Wednesday, October 8, 2014

Wages, inflation and interest rate rises | Slack in the economy is an issue on both sides of the Atlantic

There was a time when wage demands were the bugbear of central banks and politicians. That was when they were battling spiralling inflation with all its problems for a stable economy. Rapid price increases created demands for higher wages to compensate for lowered buying power, which meant that employers had to increase prices in turn to remain viable, which led to …more inflation.

Now the boot is well and truly on the other foot. On both sides of the Atlantic, in Washington and London, the powers that decide when and if interest rates are to rise are no longer focused on employment figures but rather on the rates of pay for those citizens who have jobs.

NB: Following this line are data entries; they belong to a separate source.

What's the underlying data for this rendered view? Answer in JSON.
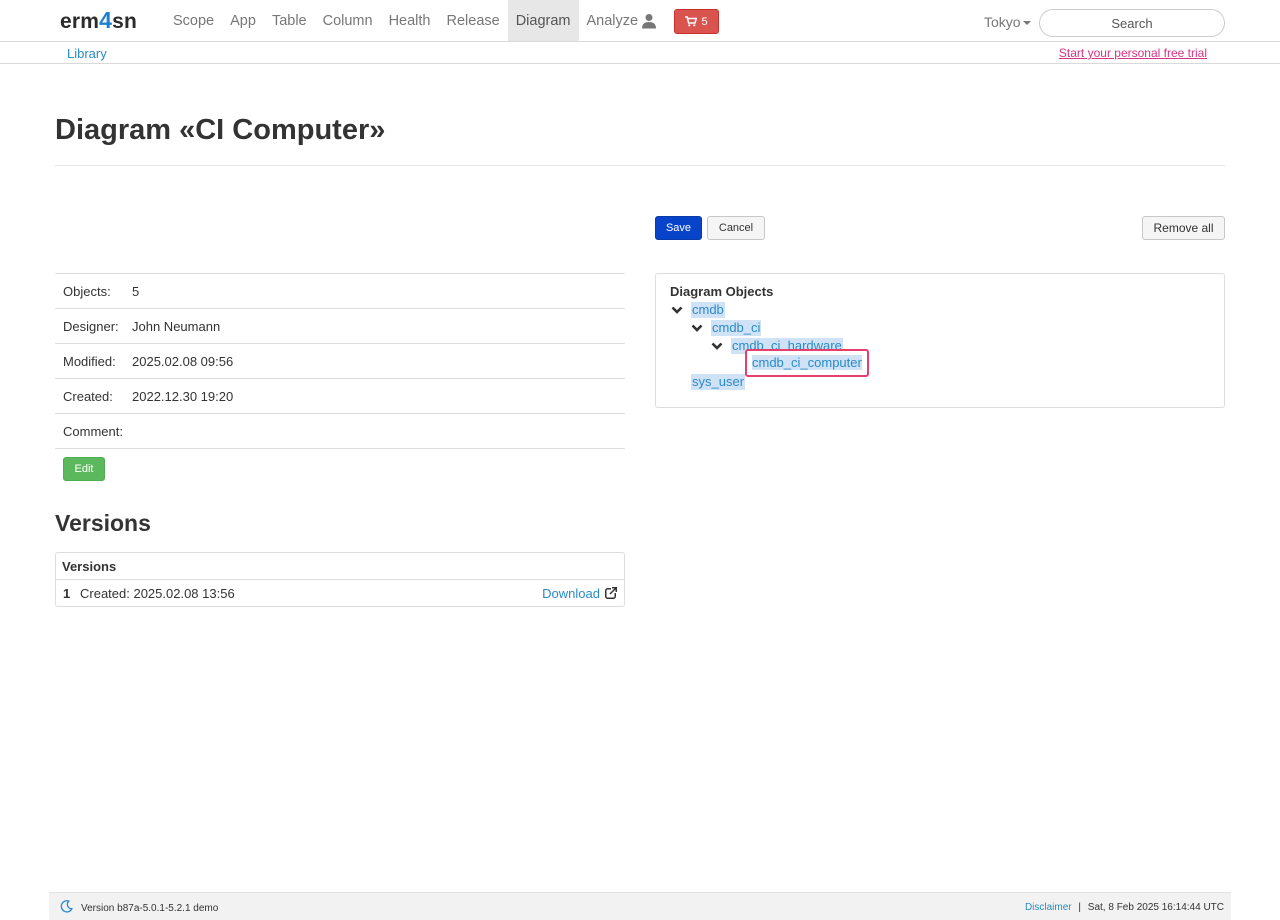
{
  "brand": {
    "part1": "erm",
    "part2": "4",
    "part3": "sn"
  },
  "nav": {
    "items": [
      "Scope",
      "App",
      "Table",
      "Column",
      "Health",
      "Release",
      "Diagram",
      "Analyze"
    ],
    "active": "Diagram",
    "cart_count": "5",
    "location": "Tokyo",
    "search_placeholder": "Search"
  },
  "subnav": {
    "library": "Library",
    "trial": "Start your personal free trial"
  },
  "page": {
    "title": "Diagram «CI Computer»"
  },
  "toolbar": {
    "save": "Save",
    "cancel": "Cancel",
    "remove_all": "Remove all"
  },
  "properties": [
    {
      "label": "Objects:",
      "value": "5"
    },
    {
      "label": "Designer:",
      "value": "John Neumann"
    },
    {
      "label": "Modified:",
      "value": "2025.02.08 09:56"
    },
    {
      "label": "Created:",
      "value": "2022.12.30 19:20"
    },
    {
      "label": "Comment:",
      "value": ""
    }
  ],
  "edit_button": "Edit",
  "versions": {
    "heading": "Versions",
    "panel_title": "Versions",
    "rows": [
      {
        "number": "1",
        "created": "Created: 2025.02.08 13:56",
        "action": "Download"
      }
    ]
  },
  "diagram_objects": {
    "title": "Diagram Objects",
    "tree": [
      {
        "label": "cmdb",
        "expanded": true
      },
      {
        "label": "cmdb_ci",
        "expanded": true
      },
      {
        "label": "cmdb_ci_hardware",
        "expanded": true
      },
      {
        "label": "cmdb_ci_computer",
        "selected": true
      },
      {
        "label": "sys_user"
      }
    ]
  },
  "footer": {
    "version": "Version b87a-5.0.1-5.2.1 demo",
    "disclaimer": "Disclaimer",
    "separator": "|",
    "timestamp": "Sat, 8 Feb 2025 16:14:44 UTC"
  },
  "colors": {
    "primary": "#0844c9",
    "link": "#2a8bc9",
    "danger": "#d9534f",
    "success": "#5cb85c",
    "trial_link": "#d63384",
    "selection_border": "#e43f6f",
    "tree_highlight": "#cfe2f6"
  }
}
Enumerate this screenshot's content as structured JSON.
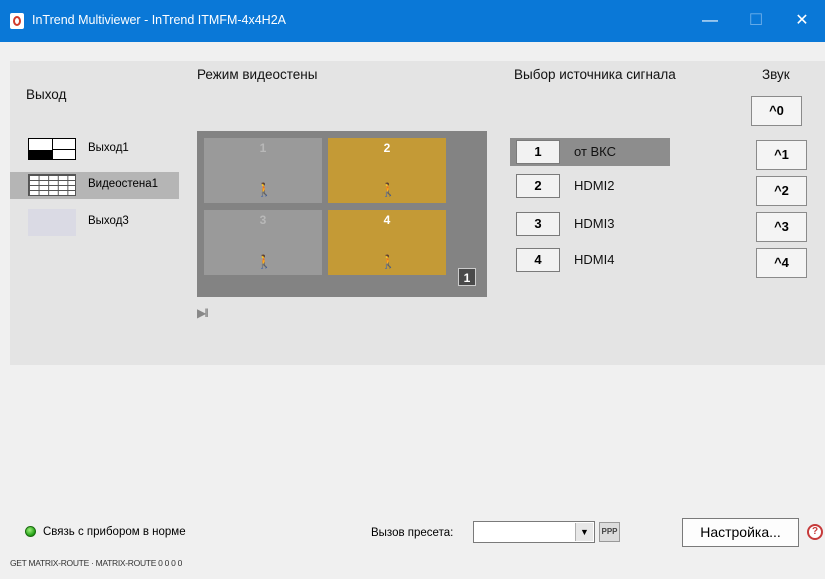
{
  "window": {
    "title": "InTrend Multiviewer - InTrend ITMFM-4x4H2A",
    "min_symbol": "—",
    "max_symbol": "☐",
    "close_symbol": "✕"
  },
  "outputs": {
    "label": "Выход",
    "items": [
      {
        "label": "Выход1",
        "icon": "split-layout-icon",
        "selected": false
      },
      {
        "label": "Видеостена1",
        "icon": "videowall-grid-icon",
        "selected": true
      },
      {
        "label": "Выход3",
        "icon": "blank-layout-icon",
        "selected": false
      }
    ]
  },
  "wall": {
    "label": "Режим видеостены",
    "cells": [
      {
        "num": "1",
        "state": "inactive"
      },
      {
        "num": "2",
        "state": "active"
      },
      {
        "num": "3",
        "state": "inactive"
      },
      {
        "num": "4",
        "state": "active"
      }
    ],
    "figure_symbol": "🚶",
    "badge": "1",
    "play_pause_symbol": "▶II"
  },
  "sources": {
    "label": "Выбор источника сигнала",
    "items": [
      {
        "num": "1",
        "name": "от ВКС",
        "selected": true
      },
      {
        "num": "2",
        "name": "HDMI2",
        "selected": false
      },
      {
        "num": "3",
        "name": "HDMI3",
        "selected": false
      },
      {
        "num": "4",
        "name": "HDMI4",
        "selected": false
      }
    ]
  },
  "sound": {
    "label": "Звук",
    "buttons": [
      "^0",
      "^1",
      "^2",
      "^3",
      "^4"
    ]
  },
  "footer": {
    "status": "Связь с прибором в норме",
    "preset_label": "Вызов пресета:",
    "preset_value": "",
    "dropdown_symbol": "▼",
    "ppp_label": "PPP",
    "settings_label": "Настройка...",
    "help_symbol": "?",
    "command": "GET MATRIX-ROUTE · MATRIX-ROUTE 0 0 0 0"
  },
  "colors": {
    "titlebar": "#0a78d7",
    "active_cell": "#c49a36",
    "inactive_cell": "#9a9a9a",
    "status_led": "#2fb81d"
  }
}
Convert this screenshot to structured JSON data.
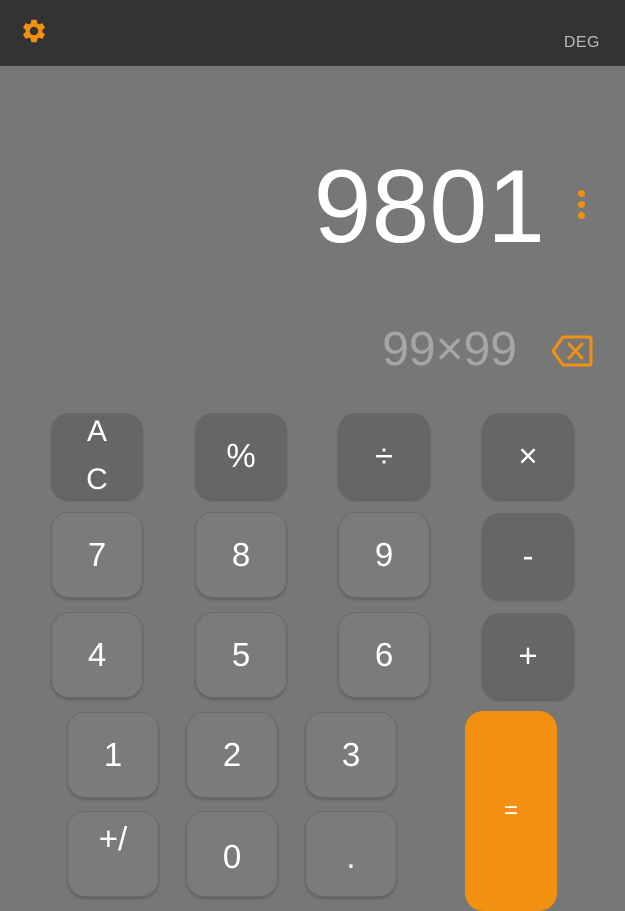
{
  "header": {
    "settings_icon": "gear-icon",
    "angle_mode": "DEG",
    "accent": "#f29111"
  },
  "display": {
    "result": "9801",
    "expression": "99×99",
    "more_icon": "more-vert-icon",
    "backspace_icon": "backspace-icon"
  },
  "keys": {
    "ac_line1": "A",
    "ac_line2": "C",
    "percent": "%",
    "divide": "÷",
    "multiply": "×",
    "k7": "7",
    "k8": "8",
    "k9": "9",
    "minus": "-",
    "k4": "4",
    "k5": "5",
    "k6": "6",
    "plus": "+",
    "k1": "1",
    "k2": "2",
    "k3": "3",
    "equals": "=",
    "plus_minus": "+/",
    "k0": "0",
    "decimal": "."
  }
}
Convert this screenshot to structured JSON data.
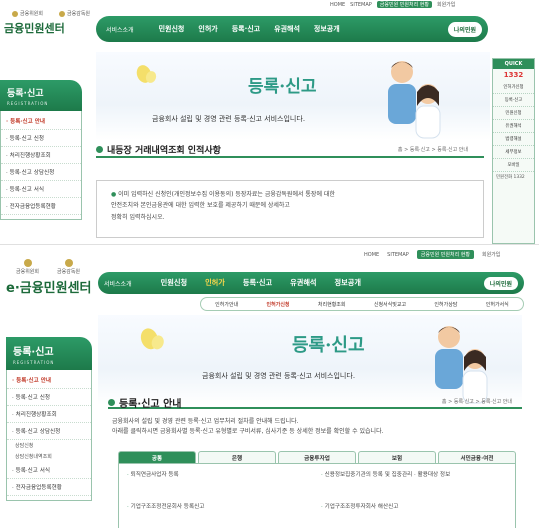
{
  "top": {
    "toplinks": [
      "HOME",
      "SITEMAP",
      "금융민원 민원처리 현황",
      "회원가입"
    ],
    "logo": {
      "emblems": [
        "금융위원회",
        "금융감독원"
      ],
      "name": "금융민원센터"
    },
    "nav": {
      "service": "서비스소개",
      "items": [
        "민원신청",
        "인허가",
        "등록·신고",
        "유권해석",
        "정보공개"
      ],
      "mypage": "나의민원"
    },
    "quick": {
      "title": "QUICK",
      "number": "1332",
      "items": [
        "인허가신청",
        "등록·신고",
        "민원신청",
        "유권해석",
        "법령해설",
        "세부정보",
        "모바일"
      ],
      "tel": "민원전화 1332"
    },
    "banner": {
      "title": "등록·신고",
      "subtitle": "금융회사 설립 및 경영 관련 등록·신고 서비스입니다."
    },
    "sidebar": {
      "title": "등록·신고",
      "subtitle": "REGISTRATION",
      "items": [
        "등록·신고 안내",
        "등록·신고 신청",
        "처리진행상황조회",
        "등록·신고 상담신청",
        "등록·신고 서식",
        "전자금융업등록현황"
      ]
    },
    "page_title": "내등장 거래내역조회 인적사항",
    "breadcrumb": "홈 > 등록·신고 > 등록·신고 안내",
    "notice": [
      "이미 입력하신 신청인(개인정보수집 이용동의) 등장자료는 금융감독원에서 통장에 대한",
      "안전조치와 본인금융관에 대한 입력한 보호를 제공하기 때문에 상세하고",
      "정확히 입력하십시오."
    ]
  },
  "bottom": {
    "toplinks": [
      "HOME",
      "SITEMAP",
      "금융민원 민원처리 현황",
      "회원가입"
    ],
    "logo": {
      "emblems": [
        "금융위원회",
        "금융감독원"
      ],
      "name": "e·금융민원센터"
    },
    "nav": {
      "service": "서비스소개",
      "items": [
        "민원신청",
        "인허가",
        "등록·신고",
        "유권해석",
        "정보공개"
      ],
      "mypage": "나의민원"
    },
    "subnav": [
      "인허가안내",
      "인허가신청",
      "처리현황조회",
      "신청서식및교고",
      "인허가상담",
      "인허가서식"
    ],
    "banner": {
      "title": "등록·신고",
      "subtitle": "금융회사 설립 및 경영 관련 등록·신고 서비스입니다."
    },
    "sidebar": {
      "title": "등록·신고",
      "subtitle": "REGISTRATION",
      "items": [
        "등록·신고 안내",
        "등록·신고 신청",
        "처리진행상황조회",
        "등록·신고 상담신청"
      ],
      "subitems": [
        "상담신청",
        "상담신청내역조회"
      ],
      "items2": [
        "등록·신고 서식",
        "전자금융업등록현황"
      ]
    },
    "page_title": "등록·신고 안내",
    "breadcrumb": "홈 > 등록·신고 > 등록·신고 안내",
    "intro": [
      "금융회사의 설립 및 경영 관련 등록·신고 업무처리 절차를 안내해 드립니다.",
      "아래를 클릭하시면 금융회사별 등록·신고 유형별로 구비서류, 심사기준 등 상세한 정보를 확인할 수 있습니다."
    ],
    "tabs": [
      "공통",
      "은행",
      "금융투자업",
      "보험",
      "서민금융·여전"
    ],
    "grid": [
      "퇴직연금사업자 등록",
      "신용정보집중기관의 등록 및 집중관리 · 활용대상 정보",
      "기업구조조정전문회사 등록신고",
      "기업구조조정투자회사 해산신고"
    ]
  }
}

This fact was borne out by the minutes of the last FOMC meeting, which were released last evening in GMT terms, where the desire of the committee members to signal a timetable for an increase in rates is bedevilled by the worry about slack in the economy, characterised by the low level of wages and wages growth that have accompanied concrete decreases in the unemployment figures.

This is an excerpt from the minutes:

Several participants commented that the relatively subdued rise in nominal labor compensation was still below longer-run trend rates of productivity growth and inflation and was a signal of slack remaining in the labor market”.

It is not straightforward, however. Here is more:

“a couple of others suggested some caution in reading subdued wage inflation as an indicator of labor market underutilization”.

So. You pays your money and you takes your choice.

Slack in the economy is an issue on both sides of the Atlantic

Over in the UK, Mark Carney, governor of the Bank of England, is on record as saying that even when adjusted for inflation (emphasis added), wage rates are some 10% lower than they were before the Global Financial Crisis. He claims that one would have to go back to the 1920s to find a comparable situation.

Low average wages are taken to mean that large numbers of people are just making do with jobs that they are not really interested in. This is an unsustainable situation and one that does not give central bankers the confidence to believe that their economies are out of the recessionary woods just yet.

Later today we will have the Bank of England (BoE) Monetary Policy Committee decisions on interest rates and the Asset Purchase Facility. No doubt Mr. Carney and his colleagues will bring us up to speed on the latest deliberations on this issue of slow wage growth allied to falling inflation, and their implications for interest rates.